Angola’s state oil giant, Sonangol, is running out of time to prove it has a credible plan to repay US $13 billion in loans it obtained from a syndicate of European banks.
The loans’ agreements came with a contractual obligation to produce annual balance sheets showing a healthy ratio of debt to capital and it appears Sonangol has been unable to honour this.
Last month the London-based Standard Chartered Bank set a 45 day deadline for Sonangol to explain its failure to comply with the debt ratio obligation stipulated as part of the loan agreement, and to provide documentary evidence that is has the capacity to honour the terms of the loan.
Sources close to the Board of Directors of Sonangol have indicated to Maka Angola that the company may not be in a position to make the repayments on time.
It is alleged that Sonangol’s long-term auditor EY raised objections to some creative accounting which the Angolan company hoped would diminish the scale of its financial problems, improve the debt ratio and satisfy its syndicate of creditor banks.
One aspect of the plan was to transfer US $5 billion of Sonangol’s debt off the books overnight, on the grounds that this was a sum disbursed towards the National Housing Project and is therefore a debt “owned” by the state. This expediency would reduce by almost half the amount of debt being carried by Sonangol.
In addition, the new Sonangol board wants to change the way it reports its revenue.
Since 2013, Sonangol’s annual balance sheet has only shown a credit because of successive re-valuations of its assets rather than cash flow, valuations which the auditors were unable to justify.
Thus, after 11 years, EY has been replaced by another of the ‘Big Four’ auditors, KPMG. The man in charge of KPMG Angola is none other than Sikander Sattar, who has been in charge of KPMG Portugal, where he came under fire for the part he played (or failed to play) in the contentious collapses of the Banco Espírito Santo (BES) in Portugal and its Angolan subsidiary (BESA).
KPMG was the official auditor of both BES and BESA. It was blamed for failing to avert BES’s over-exposure to risk when BESA offered unsecured loans worth more than three billion euros. Some analysts suggest that as a result, international financial markets have lost confidence in KPMG.
Added to this there are scant reasons for optimism about the short-term financial health of Sonangol. Last year, the former chairman of the board of Sonangol, Francisco Lemos, went public with a claim that the national oil company was effectively bankrupt.
Despite subsequent official denials, time has shown that Francisco Lemos wasn’t far wrong. Given the iconic status of Sonangol as Angola’s primary source of foreign revenue, it took courage to turn whistleblower and alert the public to Sonangol’s impending implosion.
Evidence of this came in the stunning announcement made recently by President José Eduardo dos Santos that Sonangol had been unable to make any contribution to the State Budget since last January.
His response to the impending disaster has proved a source of further anxiety to the international financiers who have lent so much to Sonangol. Contrary to law and common sense, he appointed his daughter, Isabel, to take over as chair of the Board. Isabel lost no time in assigning to herself direct responsibility for the key portfolio of financing (Sonangol Finance).
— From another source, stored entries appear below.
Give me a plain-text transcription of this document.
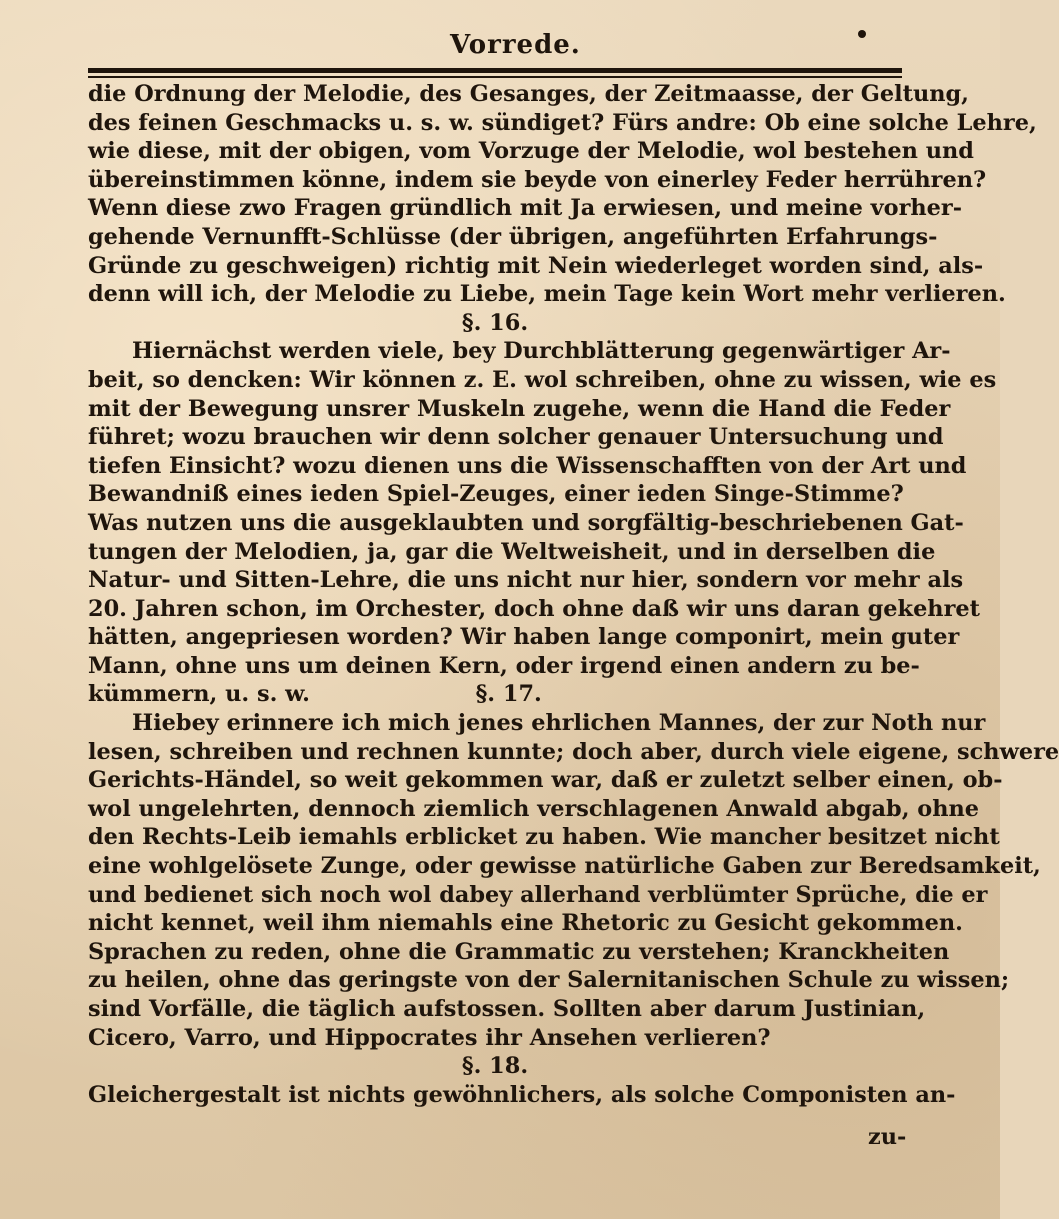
Vorrede.
die Ordnung der Melodie, des Gesanges, der Zeitmaasse, der Geltung,
des feinen Geschmacks u. s. w. sündiget? Fürs andre: Ob eine solche Lehre,
wie diese, mit der obigen, vom Vorzuge der Melodie, wol bestehen und
übereinstimmen könne, indem sie beyde von einerley Feder herrühren?
Wenn diese zwo Fragen gründlich mit Ja erwiesen, und meine vorher-
gehende Vernunfft-Schlüsse (der übrigen, angeführten Erfahrungs-
Gründe zu geschweigen) richtig mit Nein wiederleget worden sind, als-
denn will ich, der Melodie zu Liebe, mein Tage kein Wort mehr verlieren.
§. 16.
Hiernächst werden viele, bey Durchblätterung gegenwärtiger Ar-
beit, so dencken: Wir können z. E. wol schreiben, ohne zu wissen, wie es
mit der Bewegung unsrer Muskeln zugehe, wenn die Hand die Feder
führet; wozu brauchen wir denn solcher genauer Untersuchung und
tiefen Einsicht? wozu dienen uns die Wissenschafften von der Art und
Bewandniß eines ieden Spiel-Zeuges, einer ieden Singe-Stimme?
Was nutzen uns die ausgeklaubten und sorgfältig-beschriebenen Gat-
tungen der Melodien, ja, gar die Weltweisheit, und in derselben die
Natur- und Sitten-Lehre, die uns nicht nur hier, sondern vor mehr als
20. Jahren schon, im Orchester, doch ohne daß wir uns daran gekehret
hätten, angepriesen worden? Wir haben lange componirt, mein guter
Mann, ohne uns um deinen Kern, oder irgend einen andern zu be-
kümmern, u. s. w.	§. 17.
Hiebey erinnere ich mich jenes ehrlichen Mannes, der zur Noth nur
lesen, schreiben und rechnen kunnte; doch aber, durch viele eigene, schwere
Gerichts-Händel, so weit gekommen war, daß er zuletzt selber einen, ob-
wol ungelehrten, dennoch ziemlich verschlagenen Anwald abgab, ohne
den Rechts-Leib iemahls erblicket zu haben. Wie mancher besitzet nicht
eine wohlgelösete Zunge, oder gewisse natürliche Gaben zur Beredsamkeit,
und bedienet sich noch wol dabey allerhand verblümter Sprüche, die er
nicht kennet, weil ihm niemahls eine Rhetoric zu Gesicht gekommen.
Sprachen zu reden, ohne die Grammatic zu verstehen; Kranckheiten
zu heilen, ohne das geringste von der Salernitanischen Schule zu wissen;
sind Vorfälle, die täglich aufstossen. Sollten aber darum Justinian,
Cicero, Varro, und Hippocrates ihr Ansehen verlieren?
§. 18.
Gleichergestalt ist nichts gewöhnlichers, als solche Componisten an-
zu-
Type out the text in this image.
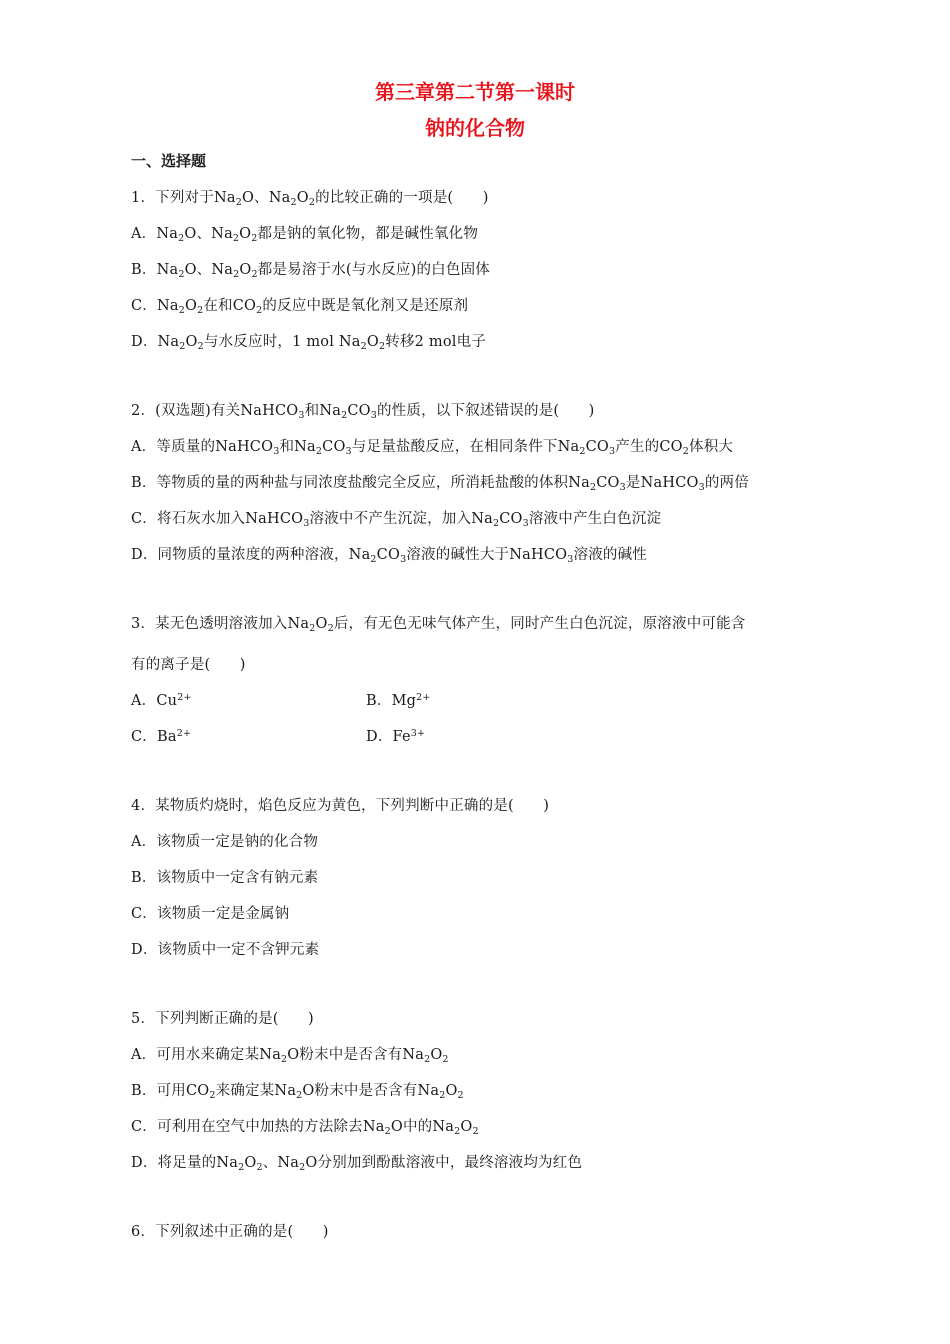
第三章第二节第一课时
钠的化合物
一、选择题
1．下列对于$Na_2O$、$Na_2O_2$的比较正确的一项是(　　 )
A．$Na_2O$、$Na_2O_2$都是钠的氧化物，都是碱性氧化物
B．$Na_2O$、$Na_2O_2$都是易溶于水(与水反应)的白色固体
C．$Na_2O_2$在和$CO_2$的反应中既是氧化剂又是还原剂
D．$Na_2O_2$与水反应时，1 mol $Na_2O_2$转移2 mol电子
2．(双选题)有关NaHCO$_3$和$Na_2CO_3$的性质，以下叙述错误的是(　　 )
A．等质量的NaHCO$_3$和$Na_2CO_3$与足量盐酸反应，在相同条件下$Na_2CO_3$产生的$CO_2$体积大
B．等物质的量的两种盐与同浓度盐酸完全反应，所消耗盐酸的体积$Na_2CO_3$是NaHCO$_3$的两倍
C．将石灰水加入NaHCO$_3$溶液中不产生沉淀，加入$Na_2CO_3$溶液中产生白色沉淀
D．同物质的量浓度的两种溶液，$Na_2CO_3$溶液的碱性大于NaHCO$_3$溶液的碱性
3．某无色透明溶液加入$Na_2O_2$后，有无色无味气体产生，同时产生白色沉淀，原溶液中可能含
有的离子是(　　 )
A．$Cu^{2+}$	B．$Mg^{2+}$
C．$Ba^{2+}$	D．$Fe^{3+}$
4．某物质灼烧时，焰色反应为黄色，下列判断中正确的是(　　 )
A．该物质一定是钠的化合物
B．该物质中一定含有钠元素
C．该物质一定是金属钠
D．该物质中一定不含钾元素
5．下列判断正确的是(　　 )
A．可用水来确定某$Na_2O$粉末中是否含有$Na_2O_2$
B．可用$CO_2$来确定某$Na_2O$粉末中是否含有$Na_2O_2$
C．可利用在空气中加热的方法除去$Na_2O$中的$Na_2O_2$
D．将足量的$Na_2O_2$、$Na_2O$分别加到酚酞溶液中，最终溶液均为红色
6．下列叙述中正确的是(　　 )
That places Isabel dos Santos squarely in charge of the Money. Additionally, there is a clear conflict of interest given Isabel dos Santos is both a shareholder and debtor of thanks to her business interests in UNITEL and GALP, in a joint-ventura with Sonangol.
No wonder then that Sonangol’s creditors say they have reached breaking point. Representatives of both European and North American financial institutions have told Maka Angola that they are now starting to distance themselves from any business with Sonangol, because they fear that it will breach international laws.
Their concerns are two fold: having a politically-exposed person in charge of Sonangol; and, that this person simultaneously controls other companies (e.g. UNITEL) whose shareholders are owed dividends (Portugal Telecom), formally approved by their Annual General Meetings, but still unpaid due to internal disputes.
Add this to the continued slump in oil prices and growing evidence about Sonangol’s poor state of financial health, and international financial experts say there are now grave concerns about Isabel’s ability and willingness to meet the company’s international contractual obligations. The future for both Sonangol – and Angola – is looking rather bleak.